苟出一個盛唐!
種種亂象,全都八百裡加急送進了長安。
楊崇本上密奏,承認無力管製興海軍,請求責罰。
張行瑾也上了奏章,聲言楊師厚無故攻打他的轄地。
李曄人在長安,但通過宣教使和皇城司兩隻手,南詔各軍的動向一清二楚。
七份密奏,讓李曄的臉漸漸陰沉下來,他不是個呆板的人,將在外君令有所不受,有些敵人特彆頑固,需要斬草除根,李曄對此一直睜一隻眼閉一隻眼,隻要彆做的太過分就可以了。
他不希望唐軍弄得像蔡兵和李罕之軍一樣,生靈塗炭,天怒人怨。
張行瑾在滇中的所作所為,已經超出了李曄的底線。
這還是自己當初認識的張行瑾?
滅亡南詔的欣喜消散了一半。
“興海軍之謀,多出於陸論藏,張將軍被其蒙蔽也未可知。”李巨川打起了圓場。
“張行瑾在興海六年,有天唐府支援策應,朕亦提醒過他,還能被這個陸論藏架空,隻能說明他的無能。”李曄語氣非常平靜。
這是徹底失望之後的平靜。
“眼下局勢,興海軍不能留在南詔,否則南詔必生變故!”張承業直指問題的根本。
“若是輕易調動興海軍,恐怕提前引起兵變。

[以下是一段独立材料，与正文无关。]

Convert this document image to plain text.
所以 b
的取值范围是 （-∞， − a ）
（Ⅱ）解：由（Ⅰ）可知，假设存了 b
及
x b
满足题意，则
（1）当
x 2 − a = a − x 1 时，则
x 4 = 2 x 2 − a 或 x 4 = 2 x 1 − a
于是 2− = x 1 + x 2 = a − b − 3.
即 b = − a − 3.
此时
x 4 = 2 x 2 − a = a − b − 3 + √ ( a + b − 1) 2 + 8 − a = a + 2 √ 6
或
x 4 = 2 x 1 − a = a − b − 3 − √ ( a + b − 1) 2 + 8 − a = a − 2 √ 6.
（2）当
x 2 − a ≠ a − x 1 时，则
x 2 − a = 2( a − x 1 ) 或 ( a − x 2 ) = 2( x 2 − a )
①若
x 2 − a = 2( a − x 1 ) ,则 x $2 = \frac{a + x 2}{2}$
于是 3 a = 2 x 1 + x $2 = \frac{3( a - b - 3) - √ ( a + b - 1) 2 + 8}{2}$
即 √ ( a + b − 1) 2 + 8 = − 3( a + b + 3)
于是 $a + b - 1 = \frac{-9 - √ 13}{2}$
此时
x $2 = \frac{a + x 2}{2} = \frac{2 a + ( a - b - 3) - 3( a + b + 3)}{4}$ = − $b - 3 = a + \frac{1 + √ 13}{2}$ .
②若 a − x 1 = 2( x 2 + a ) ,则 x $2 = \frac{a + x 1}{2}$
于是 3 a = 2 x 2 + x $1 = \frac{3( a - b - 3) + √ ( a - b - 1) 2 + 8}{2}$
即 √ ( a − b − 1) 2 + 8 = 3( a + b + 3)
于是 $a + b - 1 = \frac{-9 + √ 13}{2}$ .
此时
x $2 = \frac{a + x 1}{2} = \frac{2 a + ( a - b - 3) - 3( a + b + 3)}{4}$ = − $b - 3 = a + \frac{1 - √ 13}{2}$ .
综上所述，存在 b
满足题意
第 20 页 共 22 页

”李巨川提醒道。
兵變,對李曄來說,簡直是個侮辱。
同樣不在編製之內,楊崇本比他不知道強了多少。
儘管心中怒火萬丈,李曄臉上沒有任何表情,淡淡道“朕謀南詔萬世之基,而非一時之需,興海軍天怒人怨,不得不處置,若其兵變,楊崇本與楊師厚攻滅之!”
作為後世人,彩雲之南本就在李曄心中的版圖之上。
現在被興海軍糟蹋,李曄忍無可忍。
李巨川目光一閃,“陛下且慢,興海軍可徐徐圖之,先假意封賞張行瑾、陸論藏,令其赴長安,其若來,說明局勢並未到無可救藥的地步,興海軍可內部化解,若不來,則堅決討滅之!”
能和平解決最好,大唐的將士們也能少一些犧牲。
李曄點頭同意,“封張行瑾為興元防禦使,陸論藏為輔國法師,興海防禦使,西南招撫使,回京敘職。”
這是李曄給張行瑾最後的機會。
“從現在起,你們皇城司全力偵查陸論藏的底細。”此人有這等本事,絕不是憑空出現,知道他的底細,就知道他想乾什麼。
“屬下領命!”薛廣衡負責長安的治安之後,趙義存成了李曄身邊的近侍。
薛廣衡這幾年在長安水漲船高,在軍中、皇城司、宣教使都有一定的影響力,各種消息都是通過他才傳達李曄,也許薛廣衡忠心耿耿,但製度上,已經成為威脅。
忠心是活的,說不定什麼時候就打了折扣,製度卻是死的。
原本李曄沒想到這一層,張行瑾事發,讓他突然警覺起來,如果薛廣衡形成一股勢力,那就太可怕了。
而且他已經出現了這種跡象。
此後,李曄讓各地消息直接送達樞密院,由樞密參軍商議,選取重大事件送達天心閣。
為此李曄還特地擴充了樞密參軍的數量,增設樞密文書一職,將消息彙總。
當然,宣教使和皇城司可直接密奏李曄。
大唐到了如今體量,國事繁重,絕不僅限於南詔。
淮南的撕扯還在繼續,勝利的天平已經徹底倒向唐軍。
淮水之南,基本被唐軍滲透。
梁軍縮在淮水沿線的壽、泗、濠、楚四州,加上一個揚州,全憑王景仁的水軍策應聯係,才勉強維持,但這五城之外,全部脫離梁軍掌控。
伐梁策初見成效。
朱溫似乎也知道不可與唐軍在淮南爭鋒,隻是稍稍加強了壽、揚二州的防禦,反而把兵力投向了青州。
這條消息引起了李曄的警覺。
李存勖右手一拳擊退阿保機,左手一拳挫敗劉守光,儼然成了河北老大,王鎔對他畢恭畢敬。
戰爭帶來政治利益之後,便是實際利益。
李存勖聽取郭崇韜建議,遣李建及、史建瑭深入草原,攻取達怛、室韋、回鶻部落,草原牛羊、青壯源源不斷湧入河東。
除此其外,還令大將周德威屯三萬大軍於蔚州,似有攻取盧龍之意。